Он пожал плечами и вдруг сказал:

— Ей, по-моему, одиноко.

Вот за это я его и любила. Даже когда хотелось встряхнуть. Он всегда искал в людях сначала боль, а потом уже неудобство. На отца был в этом похож до нервного сжатия горла.

— Тебя она не напрягает? — спросила я.

Илья задумался.

— Нет. Она смотрит так, будто я кого-то ей напоминаю. Но не противно. Просто… как бабушка в магазине смотрит на чужого ребёнка и думает о своём.

Я промолчала.

Потому что сама уже думала не о бабушках.

Я думала о Саше.

Точнее — о том, сколько вообще можно прожить с человеком и не знать, кто именно помнит, каким он был в двенадцать лет, что он не любил творог и как именно «иначе ходят» голодные люди.

Через неделю я поймала себя на том, что всё чаще прислушиваюсь к лестнице.

Не к шагам Ильи, не к лифту, не к звонкам в дверь — к её шагам.

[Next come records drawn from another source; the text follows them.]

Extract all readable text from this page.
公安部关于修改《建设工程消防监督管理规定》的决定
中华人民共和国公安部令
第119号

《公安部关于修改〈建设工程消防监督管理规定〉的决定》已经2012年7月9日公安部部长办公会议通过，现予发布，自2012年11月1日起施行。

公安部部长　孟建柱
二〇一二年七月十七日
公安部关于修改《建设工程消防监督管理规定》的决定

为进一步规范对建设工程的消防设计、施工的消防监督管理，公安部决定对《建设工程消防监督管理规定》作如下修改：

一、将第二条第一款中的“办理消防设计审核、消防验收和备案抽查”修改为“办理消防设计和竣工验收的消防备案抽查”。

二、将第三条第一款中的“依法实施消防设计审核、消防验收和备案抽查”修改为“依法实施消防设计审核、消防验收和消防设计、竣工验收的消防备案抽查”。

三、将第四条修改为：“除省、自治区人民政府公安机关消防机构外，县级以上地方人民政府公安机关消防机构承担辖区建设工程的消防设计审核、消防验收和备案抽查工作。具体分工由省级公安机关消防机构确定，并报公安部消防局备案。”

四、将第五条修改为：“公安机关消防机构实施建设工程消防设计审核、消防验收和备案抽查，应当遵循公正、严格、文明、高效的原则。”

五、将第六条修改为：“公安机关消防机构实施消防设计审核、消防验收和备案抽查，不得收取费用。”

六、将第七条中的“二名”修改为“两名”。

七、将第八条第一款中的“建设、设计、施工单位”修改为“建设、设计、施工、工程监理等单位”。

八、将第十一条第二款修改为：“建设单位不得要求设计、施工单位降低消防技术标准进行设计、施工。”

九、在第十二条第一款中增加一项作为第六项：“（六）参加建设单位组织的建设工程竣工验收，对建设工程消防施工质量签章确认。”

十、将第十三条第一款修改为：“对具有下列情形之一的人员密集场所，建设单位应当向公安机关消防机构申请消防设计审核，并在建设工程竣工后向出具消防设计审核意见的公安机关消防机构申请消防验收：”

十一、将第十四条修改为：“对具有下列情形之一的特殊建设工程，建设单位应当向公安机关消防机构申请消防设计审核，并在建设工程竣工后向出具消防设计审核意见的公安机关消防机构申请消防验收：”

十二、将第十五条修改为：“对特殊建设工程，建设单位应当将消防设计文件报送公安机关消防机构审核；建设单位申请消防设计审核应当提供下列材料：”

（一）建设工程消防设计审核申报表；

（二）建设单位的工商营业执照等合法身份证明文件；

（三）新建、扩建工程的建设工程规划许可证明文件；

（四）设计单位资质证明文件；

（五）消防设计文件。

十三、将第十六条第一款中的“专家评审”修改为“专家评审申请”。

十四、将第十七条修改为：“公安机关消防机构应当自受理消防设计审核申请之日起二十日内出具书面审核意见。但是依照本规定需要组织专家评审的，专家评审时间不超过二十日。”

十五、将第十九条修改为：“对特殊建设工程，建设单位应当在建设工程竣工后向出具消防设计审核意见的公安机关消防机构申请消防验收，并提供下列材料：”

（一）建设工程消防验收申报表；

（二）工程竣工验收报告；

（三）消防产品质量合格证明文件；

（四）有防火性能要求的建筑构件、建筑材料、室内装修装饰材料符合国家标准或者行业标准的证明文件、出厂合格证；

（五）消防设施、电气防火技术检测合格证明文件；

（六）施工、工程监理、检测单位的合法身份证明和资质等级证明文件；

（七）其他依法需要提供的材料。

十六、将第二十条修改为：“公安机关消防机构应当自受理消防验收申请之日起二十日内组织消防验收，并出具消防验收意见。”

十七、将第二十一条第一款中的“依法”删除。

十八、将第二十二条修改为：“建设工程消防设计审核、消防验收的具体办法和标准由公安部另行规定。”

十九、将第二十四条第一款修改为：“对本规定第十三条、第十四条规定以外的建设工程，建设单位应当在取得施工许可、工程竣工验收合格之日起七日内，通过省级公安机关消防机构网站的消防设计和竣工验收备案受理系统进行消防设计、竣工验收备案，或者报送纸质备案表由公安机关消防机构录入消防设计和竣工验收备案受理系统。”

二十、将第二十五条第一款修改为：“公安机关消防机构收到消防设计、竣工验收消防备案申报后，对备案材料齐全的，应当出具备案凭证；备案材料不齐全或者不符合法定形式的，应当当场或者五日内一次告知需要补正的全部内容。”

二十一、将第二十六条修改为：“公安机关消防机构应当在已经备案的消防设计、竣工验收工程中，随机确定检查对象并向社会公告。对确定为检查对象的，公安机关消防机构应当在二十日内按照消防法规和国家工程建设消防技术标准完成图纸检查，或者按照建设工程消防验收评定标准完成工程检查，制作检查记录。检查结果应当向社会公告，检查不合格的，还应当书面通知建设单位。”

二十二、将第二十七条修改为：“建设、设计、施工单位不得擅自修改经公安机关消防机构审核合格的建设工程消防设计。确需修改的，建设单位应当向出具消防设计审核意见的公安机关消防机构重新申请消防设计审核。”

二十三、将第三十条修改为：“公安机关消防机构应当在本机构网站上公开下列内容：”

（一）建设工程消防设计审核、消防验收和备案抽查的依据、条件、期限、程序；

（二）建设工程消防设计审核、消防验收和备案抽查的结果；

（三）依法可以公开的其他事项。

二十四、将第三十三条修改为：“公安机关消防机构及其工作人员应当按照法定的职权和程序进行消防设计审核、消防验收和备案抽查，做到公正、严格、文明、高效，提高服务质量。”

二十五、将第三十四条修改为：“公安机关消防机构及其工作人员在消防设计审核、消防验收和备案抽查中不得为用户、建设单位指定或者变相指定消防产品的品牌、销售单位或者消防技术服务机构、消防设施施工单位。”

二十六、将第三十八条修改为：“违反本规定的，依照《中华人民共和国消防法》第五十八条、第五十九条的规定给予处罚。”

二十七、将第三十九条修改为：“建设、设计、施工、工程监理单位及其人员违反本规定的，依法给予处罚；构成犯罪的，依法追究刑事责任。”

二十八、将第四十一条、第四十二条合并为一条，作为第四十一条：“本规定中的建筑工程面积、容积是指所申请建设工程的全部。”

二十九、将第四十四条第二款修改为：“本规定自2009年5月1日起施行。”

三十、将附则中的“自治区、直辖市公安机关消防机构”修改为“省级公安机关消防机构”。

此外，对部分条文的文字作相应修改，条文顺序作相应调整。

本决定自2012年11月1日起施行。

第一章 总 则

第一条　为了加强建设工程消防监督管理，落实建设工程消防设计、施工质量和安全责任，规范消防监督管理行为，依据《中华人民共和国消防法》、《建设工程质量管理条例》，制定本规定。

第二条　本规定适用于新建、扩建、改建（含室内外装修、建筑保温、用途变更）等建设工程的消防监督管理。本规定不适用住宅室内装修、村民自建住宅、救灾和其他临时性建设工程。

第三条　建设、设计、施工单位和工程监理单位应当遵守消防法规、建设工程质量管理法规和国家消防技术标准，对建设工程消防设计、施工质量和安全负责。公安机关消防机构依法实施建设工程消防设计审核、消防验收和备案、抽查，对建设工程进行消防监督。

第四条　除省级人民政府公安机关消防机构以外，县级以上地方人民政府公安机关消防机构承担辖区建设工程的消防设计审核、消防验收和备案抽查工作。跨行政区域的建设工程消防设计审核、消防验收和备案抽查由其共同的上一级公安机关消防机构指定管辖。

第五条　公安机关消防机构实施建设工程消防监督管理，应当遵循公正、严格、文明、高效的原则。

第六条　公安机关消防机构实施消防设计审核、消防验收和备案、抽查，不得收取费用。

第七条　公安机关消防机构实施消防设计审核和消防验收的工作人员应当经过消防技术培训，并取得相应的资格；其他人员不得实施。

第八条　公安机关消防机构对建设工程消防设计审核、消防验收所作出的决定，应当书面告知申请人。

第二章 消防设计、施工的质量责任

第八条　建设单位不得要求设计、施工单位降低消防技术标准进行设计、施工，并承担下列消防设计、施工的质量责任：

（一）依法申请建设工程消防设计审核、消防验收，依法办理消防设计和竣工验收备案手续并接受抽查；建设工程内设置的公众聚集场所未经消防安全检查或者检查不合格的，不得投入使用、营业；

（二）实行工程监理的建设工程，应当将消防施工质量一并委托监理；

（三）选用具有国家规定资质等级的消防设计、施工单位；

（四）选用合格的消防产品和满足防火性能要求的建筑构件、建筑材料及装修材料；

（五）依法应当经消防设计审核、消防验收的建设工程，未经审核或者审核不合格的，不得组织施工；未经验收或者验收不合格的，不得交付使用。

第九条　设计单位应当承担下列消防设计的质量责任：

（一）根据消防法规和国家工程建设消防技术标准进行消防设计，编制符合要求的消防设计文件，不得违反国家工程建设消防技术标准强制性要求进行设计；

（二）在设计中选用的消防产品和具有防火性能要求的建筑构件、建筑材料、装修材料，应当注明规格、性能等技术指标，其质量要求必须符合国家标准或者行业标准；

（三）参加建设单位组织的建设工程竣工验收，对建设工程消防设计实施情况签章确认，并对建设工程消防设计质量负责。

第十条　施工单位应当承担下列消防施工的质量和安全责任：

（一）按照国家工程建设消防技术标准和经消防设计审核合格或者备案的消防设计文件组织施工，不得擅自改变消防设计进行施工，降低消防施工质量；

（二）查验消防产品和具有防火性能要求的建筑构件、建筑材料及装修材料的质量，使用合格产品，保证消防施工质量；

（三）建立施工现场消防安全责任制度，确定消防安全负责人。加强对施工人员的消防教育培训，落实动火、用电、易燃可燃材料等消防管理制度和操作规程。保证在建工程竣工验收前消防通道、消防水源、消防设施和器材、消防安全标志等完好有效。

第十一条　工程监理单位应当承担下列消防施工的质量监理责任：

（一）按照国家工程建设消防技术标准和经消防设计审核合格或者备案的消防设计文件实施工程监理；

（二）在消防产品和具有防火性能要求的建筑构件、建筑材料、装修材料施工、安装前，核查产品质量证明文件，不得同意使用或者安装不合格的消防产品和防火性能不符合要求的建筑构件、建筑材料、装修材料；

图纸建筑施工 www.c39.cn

Тяжёлым, медленным, но уверенным, как у людей, которые не крадутся, а просто давно привыкли ходить по одному и тому же маршруту. И чем дольше это длилось, тем сильнее меня охватывало не раздражение даже, а странное, липкое чувство, будто в доме завелась чья-то старая тайна, а я хожу по ней тапками.

Поворот случился в четверг.

Я возвращалась с работы злая, как чертополох. В отделе опять сократили двоих, на меня свалили их отчёты, бухгалтерия потеряла платёжку, а маршрутка тащилась так медленно, будто водитель тоже переживал личную драму и решил разделить её со всем районом. Поднялась на свой этаж и увидела, что дверь Галины Павловны приоткрыта.

Негромко играло радио.

Из квартиры пахло жареным луком.

И на коврике перед дверью стояло наше блюдо — то самое, белое, с зелёным краем, которое я отдавала ей два дня назад.

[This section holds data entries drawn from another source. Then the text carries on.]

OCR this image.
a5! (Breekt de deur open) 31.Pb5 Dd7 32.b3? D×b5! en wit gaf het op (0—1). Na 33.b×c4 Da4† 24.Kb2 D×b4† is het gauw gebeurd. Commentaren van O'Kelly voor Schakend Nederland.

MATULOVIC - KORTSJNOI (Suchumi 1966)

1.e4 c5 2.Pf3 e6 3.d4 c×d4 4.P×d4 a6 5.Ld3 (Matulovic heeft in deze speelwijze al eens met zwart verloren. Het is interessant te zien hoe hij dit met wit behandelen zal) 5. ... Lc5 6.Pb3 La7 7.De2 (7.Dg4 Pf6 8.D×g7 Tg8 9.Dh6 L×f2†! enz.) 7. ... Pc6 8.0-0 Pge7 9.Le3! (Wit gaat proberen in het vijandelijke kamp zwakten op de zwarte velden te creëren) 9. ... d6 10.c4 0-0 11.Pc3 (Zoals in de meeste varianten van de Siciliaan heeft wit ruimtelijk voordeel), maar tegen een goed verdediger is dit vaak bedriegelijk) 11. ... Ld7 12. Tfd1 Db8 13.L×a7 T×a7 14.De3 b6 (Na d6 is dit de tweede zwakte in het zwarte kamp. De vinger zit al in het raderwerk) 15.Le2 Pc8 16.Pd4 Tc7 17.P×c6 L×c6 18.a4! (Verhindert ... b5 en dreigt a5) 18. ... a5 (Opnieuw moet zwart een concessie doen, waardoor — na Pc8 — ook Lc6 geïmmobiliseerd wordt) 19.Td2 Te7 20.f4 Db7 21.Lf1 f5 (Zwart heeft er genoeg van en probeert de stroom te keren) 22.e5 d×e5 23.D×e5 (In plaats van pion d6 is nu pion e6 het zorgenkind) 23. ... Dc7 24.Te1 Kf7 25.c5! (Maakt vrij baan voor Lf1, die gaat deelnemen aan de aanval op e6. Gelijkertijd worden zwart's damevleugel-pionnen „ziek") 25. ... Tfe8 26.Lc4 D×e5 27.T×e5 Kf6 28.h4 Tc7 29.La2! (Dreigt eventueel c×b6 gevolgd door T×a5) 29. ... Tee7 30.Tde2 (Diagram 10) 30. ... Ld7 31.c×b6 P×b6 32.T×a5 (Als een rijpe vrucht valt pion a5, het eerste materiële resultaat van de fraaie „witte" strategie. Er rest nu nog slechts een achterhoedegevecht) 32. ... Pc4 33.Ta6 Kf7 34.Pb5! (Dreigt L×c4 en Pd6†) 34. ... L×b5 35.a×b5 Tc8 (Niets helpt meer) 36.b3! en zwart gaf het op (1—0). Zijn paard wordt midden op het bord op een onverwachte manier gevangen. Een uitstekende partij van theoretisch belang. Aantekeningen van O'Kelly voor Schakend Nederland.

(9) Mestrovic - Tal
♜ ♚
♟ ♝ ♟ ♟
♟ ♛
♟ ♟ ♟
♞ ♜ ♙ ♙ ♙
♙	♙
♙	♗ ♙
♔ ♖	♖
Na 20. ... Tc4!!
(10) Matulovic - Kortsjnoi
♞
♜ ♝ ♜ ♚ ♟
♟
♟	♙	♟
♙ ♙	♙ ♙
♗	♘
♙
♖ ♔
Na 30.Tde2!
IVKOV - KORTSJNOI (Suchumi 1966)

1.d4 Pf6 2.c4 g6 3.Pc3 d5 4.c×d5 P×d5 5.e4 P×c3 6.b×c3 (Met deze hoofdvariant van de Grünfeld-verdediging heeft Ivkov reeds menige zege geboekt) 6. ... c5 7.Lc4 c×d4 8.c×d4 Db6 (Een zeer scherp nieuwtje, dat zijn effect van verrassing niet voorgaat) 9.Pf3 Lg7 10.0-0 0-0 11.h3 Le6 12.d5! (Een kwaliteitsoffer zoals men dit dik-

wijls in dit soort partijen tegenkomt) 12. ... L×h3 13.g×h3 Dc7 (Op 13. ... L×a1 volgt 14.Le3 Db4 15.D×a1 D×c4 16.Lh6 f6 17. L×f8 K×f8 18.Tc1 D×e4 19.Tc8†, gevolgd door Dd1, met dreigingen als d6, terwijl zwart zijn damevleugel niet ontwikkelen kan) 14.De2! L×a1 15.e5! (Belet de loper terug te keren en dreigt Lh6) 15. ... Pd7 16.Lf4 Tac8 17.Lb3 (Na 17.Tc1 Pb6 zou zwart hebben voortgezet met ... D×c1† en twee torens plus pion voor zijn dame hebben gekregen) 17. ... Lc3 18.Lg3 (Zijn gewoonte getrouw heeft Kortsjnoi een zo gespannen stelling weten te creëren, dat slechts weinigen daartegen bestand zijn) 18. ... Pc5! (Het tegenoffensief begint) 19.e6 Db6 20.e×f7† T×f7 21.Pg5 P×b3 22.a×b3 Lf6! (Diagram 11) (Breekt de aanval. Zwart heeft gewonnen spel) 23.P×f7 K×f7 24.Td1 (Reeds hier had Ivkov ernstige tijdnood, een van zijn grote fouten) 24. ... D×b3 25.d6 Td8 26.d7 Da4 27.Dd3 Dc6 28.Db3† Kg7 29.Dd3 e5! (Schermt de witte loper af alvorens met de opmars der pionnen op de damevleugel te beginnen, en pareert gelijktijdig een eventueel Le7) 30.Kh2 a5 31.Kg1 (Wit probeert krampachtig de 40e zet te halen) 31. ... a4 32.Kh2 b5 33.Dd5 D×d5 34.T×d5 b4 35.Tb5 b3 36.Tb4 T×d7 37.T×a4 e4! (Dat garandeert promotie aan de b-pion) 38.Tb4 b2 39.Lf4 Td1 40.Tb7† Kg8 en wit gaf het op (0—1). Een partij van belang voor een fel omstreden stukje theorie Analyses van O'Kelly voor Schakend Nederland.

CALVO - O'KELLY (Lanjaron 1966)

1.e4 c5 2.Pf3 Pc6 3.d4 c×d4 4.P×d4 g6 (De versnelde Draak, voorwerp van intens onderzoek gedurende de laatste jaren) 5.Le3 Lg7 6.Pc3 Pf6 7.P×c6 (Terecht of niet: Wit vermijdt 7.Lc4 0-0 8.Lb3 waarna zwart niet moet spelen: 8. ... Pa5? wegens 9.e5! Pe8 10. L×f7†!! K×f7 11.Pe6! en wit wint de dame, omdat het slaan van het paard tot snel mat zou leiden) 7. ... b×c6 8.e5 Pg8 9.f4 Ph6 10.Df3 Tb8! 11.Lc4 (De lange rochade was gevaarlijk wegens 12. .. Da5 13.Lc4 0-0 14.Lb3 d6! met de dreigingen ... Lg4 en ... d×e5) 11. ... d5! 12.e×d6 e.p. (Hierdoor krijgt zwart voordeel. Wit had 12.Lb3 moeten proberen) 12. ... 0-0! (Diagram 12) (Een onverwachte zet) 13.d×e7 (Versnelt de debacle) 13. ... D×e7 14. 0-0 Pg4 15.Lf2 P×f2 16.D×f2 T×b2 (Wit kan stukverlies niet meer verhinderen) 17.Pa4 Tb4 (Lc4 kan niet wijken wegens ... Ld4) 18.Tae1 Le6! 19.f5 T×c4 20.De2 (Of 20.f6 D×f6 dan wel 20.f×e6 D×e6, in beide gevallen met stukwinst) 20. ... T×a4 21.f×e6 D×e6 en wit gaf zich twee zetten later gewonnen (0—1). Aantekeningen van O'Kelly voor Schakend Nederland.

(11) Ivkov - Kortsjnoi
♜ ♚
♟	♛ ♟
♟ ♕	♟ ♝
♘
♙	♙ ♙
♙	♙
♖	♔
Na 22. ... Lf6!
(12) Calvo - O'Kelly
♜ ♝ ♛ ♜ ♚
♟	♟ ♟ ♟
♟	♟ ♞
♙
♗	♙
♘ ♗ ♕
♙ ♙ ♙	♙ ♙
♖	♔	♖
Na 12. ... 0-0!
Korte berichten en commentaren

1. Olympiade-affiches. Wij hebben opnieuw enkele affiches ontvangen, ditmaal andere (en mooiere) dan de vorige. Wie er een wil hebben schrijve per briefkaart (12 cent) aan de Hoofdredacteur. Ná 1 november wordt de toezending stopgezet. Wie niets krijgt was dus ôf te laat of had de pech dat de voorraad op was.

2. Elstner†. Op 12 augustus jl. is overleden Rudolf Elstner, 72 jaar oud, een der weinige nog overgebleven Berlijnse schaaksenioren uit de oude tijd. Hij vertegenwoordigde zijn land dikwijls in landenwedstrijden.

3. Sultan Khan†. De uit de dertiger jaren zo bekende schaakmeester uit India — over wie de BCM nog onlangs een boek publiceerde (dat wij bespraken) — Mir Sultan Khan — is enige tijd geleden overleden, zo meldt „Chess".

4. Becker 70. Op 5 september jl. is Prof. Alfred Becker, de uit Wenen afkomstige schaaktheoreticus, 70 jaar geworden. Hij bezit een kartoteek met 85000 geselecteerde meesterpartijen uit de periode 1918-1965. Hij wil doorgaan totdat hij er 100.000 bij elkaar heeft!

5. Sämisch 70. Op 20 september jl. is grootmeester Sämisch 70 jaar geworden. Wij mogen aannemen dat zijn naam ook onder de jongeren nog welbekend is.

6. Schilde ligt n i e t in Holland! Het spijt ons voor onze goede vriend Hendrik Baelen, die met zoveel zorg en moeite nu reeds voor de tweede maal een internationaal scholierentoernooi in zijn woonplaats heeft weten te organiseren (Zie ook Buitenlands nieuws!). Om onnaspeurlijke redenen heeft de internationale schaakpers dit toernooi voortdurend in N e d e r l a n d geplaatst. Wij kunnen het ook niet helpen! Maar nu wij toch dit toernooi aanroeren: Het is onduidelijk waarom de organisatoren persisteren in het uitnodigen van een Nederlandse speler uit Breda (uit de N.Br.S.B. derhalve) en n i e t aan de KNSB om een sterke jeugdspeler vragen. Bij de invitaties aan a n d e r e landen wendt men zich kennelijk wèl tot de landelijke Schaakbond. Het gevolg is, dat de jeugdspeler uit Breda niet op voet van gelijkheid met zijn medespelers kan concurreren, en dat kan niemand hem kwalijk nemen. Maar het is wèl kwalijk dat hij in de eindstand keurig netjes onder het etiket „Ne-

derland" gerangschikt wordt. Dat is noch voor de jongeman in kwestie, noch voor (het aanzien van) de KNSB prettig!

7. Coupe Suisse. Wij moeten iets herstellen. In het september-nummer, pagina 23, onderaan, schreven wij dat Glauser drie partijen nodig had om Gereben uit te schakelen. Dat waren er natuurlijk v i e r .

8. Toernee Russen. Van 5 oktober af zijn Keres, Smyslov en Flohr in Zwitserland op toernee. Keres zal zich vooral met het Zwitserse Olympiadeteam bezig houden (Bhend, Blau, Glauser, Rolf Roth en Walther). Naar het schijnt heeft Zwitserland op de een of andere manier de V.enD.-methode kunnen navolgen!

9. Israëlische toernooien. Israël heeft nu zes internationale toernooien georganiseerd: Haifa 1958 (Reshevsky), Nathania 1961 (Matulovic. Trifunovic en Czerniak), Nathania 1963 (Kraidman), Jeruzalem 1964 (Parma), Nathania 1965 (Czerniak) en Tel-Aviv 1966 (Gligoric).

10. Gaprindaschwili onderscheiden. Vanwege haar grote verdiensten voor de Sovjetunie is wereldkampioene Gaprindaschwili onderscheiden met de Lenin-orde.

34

Я уже хотела просто взять его и идти, но изнутри донёсся её кашель — тяжёлый, старческий, будто она подавилась или задыхалась. Я постучала.

— Галина Павловна?

Не ответили.

Я толкнула дверь сильнее.

— Галина Павловна, вы дома?

Она сидела в комнате у окна, спиной ко мне, кашляла, пытаясь нащупать стакан на столике. Я шагнула внутрь, схватила бутылку воды, налила, подала. Она отпила, отдышалась, махнула рукой:

— Ничего… подавилась, старая дура.

— Вам врача вызвать?

— Не надо мне никого. Ещё не хватало, чтобы в подъезде решили, что я помираю красиво.

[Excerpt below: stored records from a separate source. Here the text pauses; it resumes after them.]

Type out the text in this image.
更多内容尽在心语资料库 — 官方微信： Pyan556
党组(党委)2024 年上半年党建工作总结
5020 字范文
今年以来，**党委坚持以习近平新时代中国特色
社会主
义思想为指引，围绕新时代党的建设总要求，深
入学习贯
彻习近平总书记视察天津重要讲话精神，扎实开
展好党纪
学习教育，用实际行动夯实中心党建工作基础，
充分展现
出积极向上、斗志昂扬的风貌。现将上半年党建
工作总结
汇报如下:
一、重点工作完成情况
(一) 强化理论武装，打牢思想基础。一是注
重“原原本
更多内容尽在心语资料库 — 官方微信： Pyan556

Я улыбнулась машинально и только потом огляделась.

Квартира у неё была не бедная и не уютная. Какая-то очень собранная. Будто человек живёт внутри шкафа: всё на месте, всё чисто, но ни одной вещи лишней. На стене — часы. На подоконнике — герань. На комоде — рамки с фотографиями.

И вот одна из них меня остановила.

Саша.

Мой Саша, совсем молодой, ещё без своей взрослой осторожности на лице, стоял на снимке рядом с Галиной Павловной. Лет, наверное, семнадцать. Худой. Шея длинная. Куртка велика. И рядом — мальчик лет двенадцати или тринадцати, тёмный, серьёзный, очень похожий на моего Илью. Та же линия бровей. То же упрямо сжатое лицо, когда человек уже молчит взрослее своего возраста.

На секунду у меня всё внутри провалилось.

Потому что первая мысль была страшная, грязная и женская: у Саши был ребёнок до меня.

Нелепо? Да. Но мозг в шоке всегда бежит самой позорной дорогой.

— Это кто? — спросила я так резко, что сама себя испугалась.

Галина Павловна проследила за моим взглядом.

И замерла.

Я увидела, как её лицо изменилось. Совсем чуть-чуть. Не ужас, не разоблачение. Скорее — усталое «ну вот, приехали».

— Кто это? — повторила я.

Она молчала. Потом сказала:

— Сядь.

— Нет. Вы мне сейчас скажете, кто это.

— Сядь, — повторила она, и на этот раз в голосе было столько привычной взрослой власти, что я села, даже не решив.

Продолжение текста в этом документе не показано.